楚嫺猶豫了下,還是問道:“你和那個靜靜是怎麼認識的?”
顧明哲愣了下,立馬來了精神,往沙發上一坐,比着誇張的手勢,“想當年,我也是玉樹臨風,英俊瀟灑,人見人愛,花見花開…”
“車間車爆胎。”楚嫺下意識地接了句。
然而,顧明哲並沒有理會,一頓長達千字的自我讚美後,在楚嫺已經聽得昏昏欲睡時,終於進入了正題。
其實很簡單,這位二少在某次去鄉下旅遊時,看中了李喬靜,本來人家都有未婚夫了,婚禮在半年後舉行。
但顧明哲不在意,對李喬靜,用他的話來說,就是對李喬靜一見鍾情。
剛開始,李喬靜並不同意做顧明哲的小老婆,她的未婚夫也趕來進行理論,覺得顧家不應該仗着有權有勢,就爲非作歹,強搶人妻。
但顧二少是什麼人呀,從小到大,別人都得順着他,他的話就是“聖旨”,於是一腳踹了過去,正中那個男人的心窩,提了後還不過癮,又排保鏢上前毆打。
李喬靜撲了上去,又被幾個壯漢拉開了,眼睜睜地看着自己的未婚夫捱打,淚流滿面。
“我求求你,放了他吧,放了他,我跟你走。”她跪了下來,苦苦哀求,又對劉成文說道:“成文哥,是我對不起你,從此以後,就當我死了吧!”說出的話語是那樣決絕,只是心都在滴血,成文哥,如果有下輩子,我們還做夫妻,我一定早早地嫁給你,把自己交出去。
顧明哲揮了揮手,那些人對劉成文的毆打也停止了,他勉強站起身,擦了擦嘴角的血跡,望着對面哭到完全不能自已的女孩,覺得自己真是懦弱無能呀,他好恨,恨自己連保護自己心愛女孩的能力都沒有!
“小美人,這就對了嗎,跟着哥,能保證你吃香的喝辣的,不比跟着這個廢物強多了?”顧明哲用手擡起李喬靜的下巴,語氣輕佻。
“你想得到我,那就送我哥哥去醫院,他身上那些傷,什麼時候徹底好了我什麼時候跟你走。”李喬靜默默地擦掉了眼淚,不哭,靜靜不哭,總有一天,她要讓顧明哲償到十倍百倍的傷害!
是,現在的她只能屈辱地服從,如果了無牽掛,她更想咬舌自盡,可一想到逐漸年邁的父母,如果自己死了,他們該怎麼辦,人從一生下來,就是帶着責任的,她不可以任性,也不可以對生命輕言放棄。

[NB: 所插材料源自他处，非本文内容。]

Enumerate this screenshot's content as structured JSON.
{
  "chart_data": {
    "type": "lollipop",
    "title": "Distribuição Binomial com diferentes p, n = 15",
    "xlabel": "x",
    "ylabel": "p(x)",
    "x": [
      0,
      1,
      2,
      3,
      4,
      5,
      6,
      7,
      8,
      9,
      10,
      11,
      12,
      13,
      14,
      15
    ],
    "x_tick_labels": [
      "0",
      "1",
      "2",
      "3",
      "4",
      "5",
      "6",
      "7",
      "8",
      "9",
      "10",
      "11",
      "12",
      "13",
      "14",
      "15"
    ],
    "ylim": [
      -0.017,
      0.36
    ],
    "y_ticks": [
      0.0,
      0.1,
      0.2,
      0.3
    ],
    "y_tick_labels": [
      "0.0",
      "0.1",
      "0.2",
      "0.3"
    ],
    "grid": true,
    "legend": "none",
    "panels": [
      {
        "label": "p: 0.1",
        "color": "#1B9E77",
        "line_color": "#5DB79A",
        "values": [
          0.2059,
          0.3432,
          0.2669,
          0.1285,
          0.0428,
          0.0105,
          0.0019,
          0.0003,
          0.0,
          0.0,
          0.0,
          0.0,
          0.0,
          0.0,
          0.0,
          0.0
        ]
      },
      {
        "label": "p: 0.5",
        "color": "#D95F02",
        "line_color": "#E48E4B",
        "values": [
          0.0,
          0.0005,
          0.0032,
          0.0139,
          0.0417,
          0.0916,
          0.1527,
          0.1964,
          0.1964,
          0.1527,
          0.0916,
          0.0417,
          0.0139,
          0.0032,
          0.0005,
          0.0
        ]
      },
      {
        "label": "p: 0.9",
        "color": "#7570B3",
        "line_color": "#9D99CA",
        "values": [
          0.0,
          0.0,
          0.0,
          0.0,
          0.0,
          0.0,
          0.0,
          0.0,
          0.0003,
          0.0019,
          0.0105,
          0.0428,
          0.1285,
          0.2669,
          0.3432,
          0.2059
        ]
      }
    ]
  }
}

劉成文緊緊地握着拳頭,深深地凝視了李喬靜一眼,沒有再說多餘的廢話,也沒有再做無謂的反抗,用口型說了句“等我”,便一瘸一拐地走了,並拒絕了別人的幫助。
就這樣,李喬靜被顧明哲帶了回來,當然,顧明哲的心還沒有黑得徹底,去給李喬靜的父母送去了各種各樣的禮物,以及二十萬的“彩禮”,只是被李家父母全部扔了出來,他們就這一個女兒呀,沒有了她,他們要那些錢幹什麼?!
臨行前,顧明哲大發善心地讓李喬靜和她父母告個別,於是三人聊了很久很久,最後只能無奈地選擇妥協,眼淚汪汪地告別,畢竟,成文的命還握在顧二少手裡。
聽到這裡,楚嫺冷冷地看了他一眼,問道:“那個時候你已經結婚了吧?是不是你們大部門男的都是吃着碗裡的,看着鍋裡的?”
顧明哲打了個寒顫,擡頭看了看空調溫度,奇怪了,沒人關空調呀,他怎麼突然覺得這麼冷呢?
“對啊,你是不知道,我們圈子裡,都以誰玩過的女人最多爲榮呢,無論那些女人是不是自願的,我們的家室,只要不是碰上自己父母,完全可以爲所欲爲,來來來,我繼續跟你講我和靜靜的故事。”顧明哲絲毫不知道發生了什麼,興致勃勃地回答道,還真是誠實。
楚嫺:“……”總覺得面前是個智障,強忍着暴揍他一頓的衝動,保持微笑,安靜地聽他講自己的故事,等聽完了再找他算賬。
李喬靜被他帶回別墅後,每天以淚洗面,偏偏他這人吧,越看人哭越帶勁,也就越想凌虐了。